En mai 2007, cela fera 37 ans que le TNP (Traité de non-prolifération des armes nucléaires) est entré en vigueur. Il a été signé par 189 pays -dont l’Iran- mais pas par Israël qui dispose de sa première bombe atomique depuis 1967. Et c’est précisément sur ce point que s’appuient, depuis hier, les gouvernants d’Israël pour légitimer leur arsenal nucléaire.
Rappelons qu’en 2005, le Comité Nobel a attribué le Prix Nobel de la Paix à Mohamed El Baradei et à l’Agence internationale de l’énergie atomique (AIEA). L’AIEA est cette agence qui a enquêté a plusieurs reprises en Irak à la recherche d’ADM (Armes de Destruction Massive), sans en trouver l’ombre d’une. L’AIEA propose des sanctions contre l’Iran et la Corée du Nord sans jamais s’être intéressée aux ADM nucléaires d’Israël.

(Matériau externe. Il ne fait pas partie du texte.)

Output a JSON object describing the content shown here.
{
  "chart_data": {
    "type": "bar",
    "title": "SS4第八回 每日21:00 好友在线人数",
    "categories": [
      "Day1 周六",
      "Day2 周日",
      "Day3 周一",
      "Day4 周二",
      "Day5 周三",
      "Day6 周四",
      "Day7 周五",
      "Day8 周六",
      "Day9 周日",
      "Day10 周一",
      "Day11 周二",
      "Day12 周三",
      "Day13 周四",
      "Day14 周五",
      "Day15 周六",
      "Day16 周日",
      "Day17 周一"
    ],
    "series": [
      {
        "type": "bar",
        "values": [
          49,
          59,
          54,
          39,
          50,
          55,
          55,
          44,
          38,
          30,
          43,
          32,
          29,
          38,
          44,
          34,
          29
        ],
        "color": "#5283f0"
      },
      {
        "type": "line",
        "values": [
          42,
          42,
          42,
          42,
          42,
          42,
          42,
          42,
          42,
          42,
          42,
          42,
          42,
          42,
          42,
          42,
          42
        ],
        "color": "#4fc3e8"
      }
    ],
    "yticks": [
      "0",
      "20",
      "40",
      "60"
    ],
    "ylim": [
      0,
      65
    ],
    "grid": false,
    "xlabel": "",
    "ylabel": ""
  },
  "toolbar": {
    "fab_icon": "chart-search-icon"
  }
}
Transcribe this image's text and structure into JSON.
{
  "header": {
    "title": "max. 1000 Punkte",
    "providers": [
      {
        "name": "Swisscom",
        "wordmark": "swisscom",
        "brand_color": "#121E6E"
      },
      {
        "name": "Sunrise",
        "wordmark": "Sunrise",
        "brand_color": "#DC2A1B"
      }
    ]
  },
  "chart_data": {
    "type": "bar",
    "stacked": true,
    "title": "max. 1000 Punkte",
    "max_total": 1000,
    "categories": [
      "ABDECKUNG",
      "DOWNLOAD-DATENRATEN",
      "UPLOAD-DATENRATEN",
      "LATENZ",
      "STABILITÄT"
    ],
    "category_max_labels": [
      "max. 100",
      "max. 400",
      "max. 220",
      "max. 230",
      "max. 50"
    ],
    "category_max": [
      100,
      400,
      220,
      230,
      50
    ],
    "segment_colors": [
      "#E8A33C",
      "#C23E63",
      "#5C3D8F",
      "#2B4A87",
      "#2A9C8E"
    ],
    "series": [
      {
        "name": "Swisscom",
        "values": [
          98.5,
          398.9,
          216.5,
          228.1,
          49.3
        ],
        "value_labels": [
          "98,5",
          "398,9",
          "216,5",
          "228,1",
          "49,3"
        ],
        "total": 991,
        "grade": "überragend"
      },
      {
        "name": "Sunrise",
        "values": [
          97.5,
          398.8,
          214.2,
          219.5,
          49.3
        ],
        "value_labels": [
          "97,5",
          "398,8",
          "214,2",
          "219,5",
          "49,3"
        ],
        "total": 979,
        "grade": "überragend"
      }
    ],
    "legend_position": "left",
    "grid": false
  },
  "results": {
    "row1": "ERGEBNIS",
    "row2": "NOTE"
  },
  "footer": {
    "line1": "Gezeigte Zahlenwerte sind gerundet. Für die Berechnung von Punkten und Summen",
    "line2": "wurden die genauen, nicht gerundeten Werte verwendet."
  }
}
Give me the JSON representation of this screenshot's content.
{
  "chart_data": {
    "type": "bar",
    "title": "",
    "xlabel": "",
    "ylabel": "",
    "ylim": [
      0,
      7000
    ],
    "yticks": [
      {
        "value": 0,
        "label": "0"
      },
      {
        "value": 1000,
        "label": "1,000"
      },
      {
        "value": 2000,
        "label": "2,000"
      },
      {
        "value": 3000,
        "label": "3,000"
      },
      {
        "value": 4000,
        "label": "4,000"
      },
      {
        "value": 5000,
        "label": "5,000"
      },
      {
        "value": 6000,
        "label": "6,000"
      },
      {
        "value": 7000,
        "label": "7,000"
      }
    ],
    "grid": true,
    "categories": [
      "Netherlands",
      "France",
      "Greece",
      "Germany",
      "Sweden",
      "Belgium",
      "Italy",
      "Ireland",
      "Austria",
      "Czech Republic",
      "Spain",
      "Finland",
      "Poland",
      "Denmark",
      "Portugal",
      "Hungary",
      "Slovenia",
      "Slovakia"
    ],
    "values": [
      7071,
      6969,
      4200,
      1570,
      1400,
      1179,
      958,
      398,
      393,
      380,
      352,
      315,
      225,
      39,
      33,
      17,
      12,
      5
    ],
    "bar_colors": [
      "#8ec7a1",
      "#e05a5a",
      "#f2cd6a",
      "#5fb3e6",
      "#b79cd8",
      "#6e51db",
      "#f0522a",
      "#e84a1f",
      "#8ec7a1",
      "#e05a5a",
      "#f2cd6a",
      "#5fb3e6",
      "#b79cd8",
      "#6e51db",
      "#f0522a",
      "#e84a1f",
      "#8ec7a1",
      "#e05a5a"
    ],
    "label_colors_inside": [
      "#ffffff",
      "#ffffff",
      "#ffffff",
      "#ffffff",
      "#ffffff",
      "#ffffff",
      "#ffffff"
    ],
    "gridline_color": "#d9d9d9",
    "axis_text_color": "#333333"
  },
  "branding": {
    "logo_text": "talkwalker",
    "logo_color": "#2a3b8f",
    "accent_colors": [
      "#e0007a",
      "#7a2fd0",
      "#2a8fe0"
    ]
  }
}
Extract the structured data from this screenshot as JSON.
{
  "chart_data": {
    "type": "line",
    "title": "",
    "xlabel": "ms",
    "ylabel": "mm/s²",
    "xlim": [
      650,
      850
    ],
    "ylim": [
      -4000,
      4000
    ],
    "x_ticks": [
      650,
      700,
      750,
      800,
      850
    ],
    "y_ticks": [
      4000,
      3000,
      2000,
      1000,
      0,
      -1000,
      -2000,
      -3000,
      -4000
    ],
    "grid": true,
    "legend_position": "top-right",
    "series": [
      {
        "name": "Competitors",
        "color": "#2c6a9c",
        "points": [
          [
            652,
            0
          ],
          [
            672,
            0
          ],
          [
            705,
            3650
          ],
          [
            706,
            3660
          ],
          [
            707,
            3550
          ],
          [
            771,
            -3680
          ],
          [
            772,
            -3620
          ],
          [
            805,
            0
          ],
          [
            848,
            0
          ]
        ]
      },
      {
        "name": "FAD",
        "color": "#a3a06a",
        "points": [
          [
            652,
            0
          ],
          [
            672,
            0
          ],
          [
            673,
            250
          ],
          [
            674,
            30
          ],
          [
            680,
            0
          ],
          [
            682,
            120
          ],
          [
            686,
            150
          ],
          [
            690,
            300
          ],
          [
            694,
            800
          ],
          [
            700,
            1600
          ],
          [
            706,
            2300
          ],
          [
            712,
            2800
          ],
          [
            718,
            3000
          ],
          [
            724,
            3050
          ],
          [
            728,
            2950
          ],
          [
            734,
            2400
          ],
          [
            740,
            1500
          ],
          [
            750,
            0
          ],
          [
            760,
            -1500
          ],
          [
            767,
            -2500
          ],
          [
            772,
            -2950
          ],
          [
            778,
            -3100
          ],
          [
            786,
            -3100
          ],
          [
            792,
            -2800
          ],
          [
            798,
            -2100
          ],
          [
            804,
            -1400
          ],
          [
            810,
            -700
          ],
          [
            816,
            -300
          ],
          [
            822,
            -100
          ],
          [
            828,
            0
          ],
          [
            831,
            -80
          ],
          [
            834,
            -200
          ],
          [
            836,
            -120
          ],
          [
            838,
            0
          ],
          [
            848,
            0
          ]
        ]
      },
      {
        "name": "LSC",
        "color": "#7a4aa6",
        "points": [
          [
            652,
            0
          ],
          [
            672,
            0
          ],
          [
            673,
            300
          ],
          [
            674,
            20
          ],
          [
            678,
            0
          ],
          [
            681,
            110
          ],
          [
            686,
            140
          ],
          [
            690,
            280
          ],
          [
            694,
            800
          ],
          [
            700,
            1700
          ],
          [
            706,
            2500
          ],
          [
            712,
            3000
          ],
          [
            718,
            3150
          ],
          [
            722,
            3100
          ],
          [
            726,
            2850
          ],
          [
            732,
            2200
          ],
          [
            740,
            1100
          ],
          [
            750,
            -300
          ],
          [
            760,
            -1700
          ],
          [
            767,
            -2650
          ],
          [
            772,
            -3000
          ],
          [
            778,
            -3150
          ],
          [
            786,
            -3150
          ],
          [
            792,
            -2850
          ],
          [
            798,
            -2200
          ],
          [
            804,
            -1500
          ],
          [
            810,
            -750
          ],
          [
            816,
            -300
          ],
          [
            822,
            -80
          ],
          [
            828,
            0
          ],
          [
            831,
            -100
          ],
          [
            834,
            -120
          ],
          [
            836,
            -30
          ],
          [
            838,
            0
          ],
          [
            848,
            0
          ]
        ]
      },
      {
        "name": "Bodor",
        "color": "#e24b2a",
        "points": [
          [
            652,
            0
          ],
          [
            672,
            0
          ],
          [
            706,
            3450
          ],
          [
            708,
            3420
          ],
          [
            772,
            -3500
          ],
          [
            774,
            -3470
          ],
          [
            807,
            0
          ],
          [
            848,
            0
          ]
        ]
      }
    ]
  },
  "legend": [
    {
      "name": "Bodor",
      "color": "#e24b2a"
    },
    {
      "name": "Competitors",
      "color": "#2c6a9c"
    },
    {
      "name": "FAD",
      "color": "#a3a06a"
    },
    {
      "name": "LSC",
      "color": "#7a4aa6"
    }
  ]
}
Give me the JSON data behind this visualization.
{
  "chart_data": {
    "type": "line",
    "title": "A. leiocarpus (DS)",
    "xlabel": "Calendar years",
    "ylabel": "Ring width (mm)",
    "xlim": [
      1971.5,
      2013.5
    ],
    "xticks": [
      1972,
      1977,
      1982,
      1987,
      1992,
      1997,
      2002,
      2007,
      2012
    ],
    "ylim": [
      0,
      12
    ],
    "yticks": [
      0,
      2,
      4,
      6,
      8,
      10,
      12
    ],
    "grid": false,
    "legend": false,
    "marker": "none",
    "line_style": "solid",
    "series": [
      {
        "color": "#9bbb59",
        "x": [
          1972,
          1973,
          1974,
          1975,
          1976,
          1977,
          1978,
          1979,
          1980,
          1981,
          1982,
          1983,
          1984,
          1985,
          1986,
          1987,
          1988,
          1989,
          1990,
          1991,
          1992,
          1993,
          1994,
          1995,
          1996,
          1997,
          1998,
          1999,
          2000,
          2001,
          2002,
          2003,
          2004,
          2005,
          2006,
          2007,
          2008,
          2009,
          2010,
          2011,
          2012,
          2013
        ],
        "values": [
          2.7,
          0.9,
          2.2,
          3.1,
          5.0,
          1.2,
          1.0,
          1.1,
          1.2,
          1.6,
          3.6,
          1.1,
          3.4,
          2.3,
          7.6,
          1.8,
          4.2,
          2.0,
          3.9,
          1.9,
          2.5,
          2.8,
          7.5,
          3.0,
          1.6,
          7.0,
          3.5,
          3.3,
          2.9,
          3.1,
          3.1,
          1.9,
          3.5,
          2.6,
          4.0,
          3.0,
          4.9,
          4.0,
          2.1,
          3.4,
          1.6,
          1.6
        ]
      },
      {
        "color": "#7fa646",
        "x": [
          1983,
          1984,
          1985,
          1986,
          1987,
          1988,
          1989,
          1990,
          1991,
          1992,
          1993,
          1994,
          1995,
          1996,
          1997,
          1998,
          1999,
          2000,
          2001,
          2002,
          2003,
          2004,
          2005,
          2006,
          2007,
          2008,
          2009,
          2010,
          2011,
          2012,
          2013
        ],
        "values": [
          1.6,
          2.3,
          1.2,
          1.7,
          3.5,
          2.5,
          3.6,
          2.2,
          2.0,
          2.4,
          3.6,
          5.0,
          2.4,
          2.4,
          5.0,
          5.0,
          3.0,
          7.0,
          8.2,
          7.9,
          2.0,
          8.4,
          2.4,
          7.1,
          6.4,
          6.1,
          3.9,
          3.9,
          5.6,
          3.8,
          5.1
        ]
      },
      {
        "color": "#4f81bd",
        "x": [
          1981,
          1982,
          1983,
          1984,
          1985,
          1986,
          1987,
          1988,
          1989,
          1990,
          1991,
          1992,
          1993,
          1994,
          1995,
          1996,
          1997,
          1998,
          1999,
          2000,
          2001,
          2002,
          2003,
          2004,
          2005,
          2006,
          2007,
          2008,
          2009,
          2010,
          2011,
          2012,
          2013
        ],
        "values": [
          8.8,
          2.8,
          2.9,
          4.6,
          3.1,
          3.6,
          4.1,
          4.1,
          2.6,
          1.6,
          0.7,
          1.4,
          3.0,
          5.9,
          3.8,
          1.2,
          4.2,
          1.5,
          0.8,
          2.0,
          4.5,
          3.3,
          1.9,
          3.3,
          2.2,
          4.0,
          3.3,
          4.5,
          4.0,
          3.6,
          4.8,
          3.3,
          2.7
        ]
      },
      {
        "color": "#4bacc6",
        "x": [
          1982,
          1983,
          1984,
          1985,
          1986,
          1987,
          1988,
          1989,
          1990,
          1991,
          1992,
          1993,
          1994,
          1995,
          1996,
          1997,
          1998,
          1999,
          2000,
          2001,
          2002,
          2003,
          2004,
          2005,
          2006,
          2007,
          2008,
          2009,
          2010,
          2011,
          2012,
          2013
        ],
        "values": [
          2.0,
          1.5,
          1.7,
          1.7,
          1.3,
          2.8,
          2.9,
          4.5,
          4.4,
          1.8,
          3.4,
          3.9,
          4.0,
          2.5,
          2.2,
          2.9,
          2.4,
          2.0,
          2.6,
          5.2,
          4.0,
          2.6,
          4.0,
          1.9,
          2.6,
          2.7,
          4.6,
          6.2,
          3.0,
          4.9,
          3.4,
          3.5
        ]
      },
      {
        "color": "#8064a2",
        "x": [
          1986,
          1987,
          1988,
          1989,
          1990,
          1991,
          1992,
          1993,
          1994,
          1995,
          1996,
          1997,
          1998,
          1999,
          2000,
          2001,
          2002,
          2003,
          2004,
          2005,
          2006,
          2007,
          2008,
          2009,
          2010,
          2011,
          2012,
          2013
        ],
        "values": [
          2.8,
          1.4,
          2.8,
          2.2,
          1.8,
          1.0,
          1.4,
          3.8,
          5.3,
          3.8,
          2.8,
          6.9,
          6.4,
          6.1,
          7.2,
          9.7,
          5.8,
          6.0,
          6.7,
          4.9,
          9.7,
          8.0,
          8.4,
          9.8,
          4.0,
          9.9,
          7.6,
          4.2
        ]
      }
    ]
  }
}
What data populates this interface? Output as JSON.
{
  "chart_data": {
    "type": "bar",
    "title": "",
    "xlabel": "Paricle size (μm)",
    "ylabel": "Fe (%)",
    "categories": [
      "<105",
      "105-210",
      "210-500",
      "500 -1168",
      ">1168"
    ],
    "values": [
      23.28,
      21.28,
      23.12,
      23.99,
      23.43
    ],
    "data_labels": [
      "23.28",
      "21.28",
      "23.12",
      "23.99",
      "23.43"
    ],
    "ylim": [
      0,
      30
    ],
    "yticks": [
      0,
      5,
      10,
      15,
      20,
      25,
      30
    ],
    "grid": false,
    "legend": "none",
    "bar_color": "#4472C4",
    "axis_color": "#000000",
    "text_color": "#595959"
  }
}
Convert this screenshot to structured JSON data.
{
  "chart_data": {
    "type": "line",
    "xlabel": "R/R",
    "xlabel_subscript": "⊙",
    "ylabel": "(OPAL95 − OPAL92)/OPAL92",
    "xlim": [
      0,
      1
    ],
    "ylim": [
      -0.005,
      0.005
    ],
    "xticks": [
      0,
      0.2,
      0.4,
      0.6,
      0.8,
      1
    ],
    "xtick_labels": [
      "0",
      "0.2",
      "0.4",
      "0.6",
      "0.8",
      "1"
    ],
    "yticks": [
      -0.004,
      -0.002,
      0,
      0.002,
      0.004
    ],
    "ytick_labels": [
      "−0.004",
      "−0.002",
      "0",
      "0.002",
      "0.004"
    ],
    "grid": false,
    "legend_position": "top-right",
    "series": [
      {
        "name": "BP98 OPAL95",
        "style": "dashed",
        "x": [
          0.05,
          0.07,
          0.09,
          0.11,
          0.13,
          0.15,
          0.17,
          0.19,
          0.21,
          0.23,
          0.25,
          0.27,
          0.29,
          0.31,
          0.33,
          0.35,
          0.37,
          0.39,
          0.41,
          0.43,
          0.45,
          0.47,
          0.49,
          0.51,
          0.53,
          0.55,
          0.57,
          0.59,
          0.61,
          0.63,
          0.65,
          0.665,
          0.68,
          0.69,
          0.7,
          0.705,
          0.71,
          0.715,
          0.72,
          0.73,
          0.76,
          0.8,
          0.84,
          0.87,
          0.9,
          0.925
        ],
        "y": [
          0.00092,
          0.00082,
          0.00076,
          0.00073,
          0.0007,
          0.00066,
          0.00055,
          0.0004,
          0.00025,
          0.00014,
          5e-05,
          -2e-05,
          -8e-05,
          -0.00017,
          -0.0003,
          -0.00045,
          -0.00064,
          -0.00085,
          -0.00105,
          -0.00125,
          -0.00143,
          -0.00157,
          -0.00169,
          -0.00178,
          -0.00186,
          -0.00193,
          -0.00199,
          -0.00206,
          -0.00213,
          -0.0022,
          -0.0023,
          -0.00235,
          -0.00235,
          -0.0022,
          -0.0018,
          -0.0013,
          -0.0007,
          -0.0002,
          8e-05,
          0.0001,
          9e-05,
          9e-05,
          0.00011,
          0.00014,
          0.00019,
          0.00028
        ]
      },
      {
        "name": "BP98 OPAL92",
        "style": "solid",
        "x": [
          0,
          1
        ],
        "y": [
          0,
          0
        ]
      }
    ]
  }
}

L’excuse invoquée est monumentale : Israël n’est pas signataire du TNP.
Cet argument est d’une extrême dangerosité puisqu’il sous-entend que, pour se constituer un arsenal nucléaire, il suffirait de se retirer du TNP. Certes les conditions pour obtenir le droit de se retirer du TNP sont complexes, mais qui ne comprend que, prenant à témoin l’opinion publique internationale, MM Ahmadinejad et Kim-Jong-il, pourraient légitimer à leur tour leur droit à se doter de bombes atomiques. D’autant que toutes les grandes puissances atomiques n’ont jamais tenté quoi que ce soit pour convaincre l’Inde, le Pakistan et Israël de signer le TNP et de s’y conformer.

Il n’existe pas de bombes nucléaires sympathiques et d’autres qui seraient antipathiques. L’exemple de l’effondrement de l’URSS en atteste. La perte de contrôle des installations nucléaires, le démantèlement chaotique d’une partie de la flotte de sous-marins nucléaires ont vu s’épanouir un dangereux trafic de matières fissiles. Plus le nombre de pays disposant de l’arme nucléaire sera élevé, plus élevé est le risque d’embrasement délibéré, accidentel ou erroné.
Israël, le Pakistan, l’Iran, l’Inde et Diego-Garcia étant situés autour et au cœur de l’Océan Indien. Qui peut prédire ce qu’il adviendrait dans toute notre région si Israël décidait d’user d’armes nucléaires contre l’Iran au prétexte de lui interdire d’en disposer ?

Jean Saint-Marc

(1)
Pretoria a démantelé ses armes juste avant d’abandonner le régime d’apartheid et d’adhérer au TNP, en 1991.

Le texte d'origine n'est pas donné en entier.